The third prong of your effort is the interview and it has to be guided with questions that will reveal whether an individual is a good fit for your program. Hopefully, this means that you are trying to judge whether a candidate will work well within your education-based philosophical concept which guides your program. To accomplish this goal, develop questions that will require the person to provide examples or to share solutions to hypothetical situations or problems. And some of the hypotheticals can actually be based upon real incidents that have occurred at your school.
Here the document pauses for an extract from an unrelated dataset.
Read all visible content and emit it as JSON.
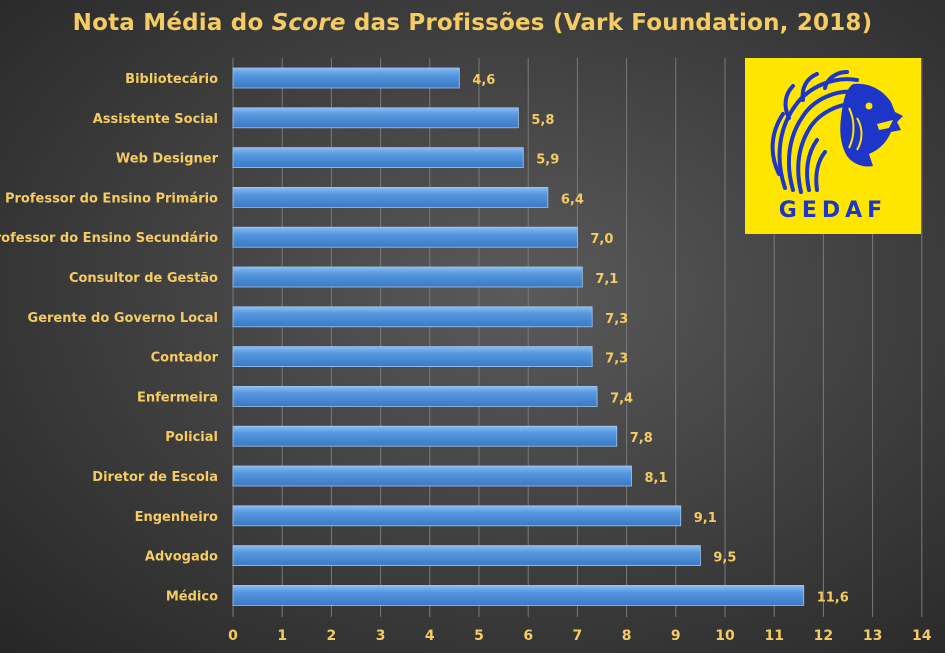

- Start with the normal and traditional offer, “Please take a minute and tell us a little about yourself.” While this opening is not directly connected with education-based athletics, it has long been used to give the candidate a chance to relax a little before handling more specific questions. But don’t overlook the important insight that you can gain from this opening statement. It can be extremely enlightening.
- Ask the candidate to provide an example of a problem that his or her team had with sportsmanship and what steps were taken to correct or improve it. Or give the individuals a situation and ask them how they would have handled it?
- Raise the idea of using teachable moments with teams and request the individuals being interviewed to provide a couple of examples that they have used. And if they aren’t sure what a teachable moment is, you have already gained valuable insight.
- Have the candidates share a recent community service project in which their team participated. As a follow-up, explore how the decision was reached to get involved with this particular choice. Were student-athletes involved in the selection and did they play any leadership roles during the project?
- Ask the individuals being interviewed how they measure success in athletics. Obviously, you are looking for benchmarks other than winning games or championships and whether the individuals even mention anything connected to the growth and development of young people. Are lifelong qualities and values ever included in the answer?
- Pose the following hypothetical situation to the candidates. One of your players is struggling in one of his academic classes and he has a test coming up in the next day or two. What steps could and would you take to make sure that this athlete is best prepared for this responsibility?
- See how the candidates handle this question. After the season, what would your senior players say that they gained by playing for you? As a follow-up, would they try out again and play another season for you if they had the opportunity? With a little due diligence on your part, you should be able to contact the candidate’s current or former athletic administrator to compare his or her thoughts with the answer of the interviewee. It could be enlightening.
While these questions are not intended to be an all-inclusive list, they should serve as an example of what you can use. It is critical to develop questions that will provide insight into a candidate’s commitment to the education-based concept.
By determining what traits you want in your coaches, using a little creativity to locate and possibly expand your pool of candidates, and putting thought and effort into developing interview questions to provide insightful responses, you should be able to secure quality coaches.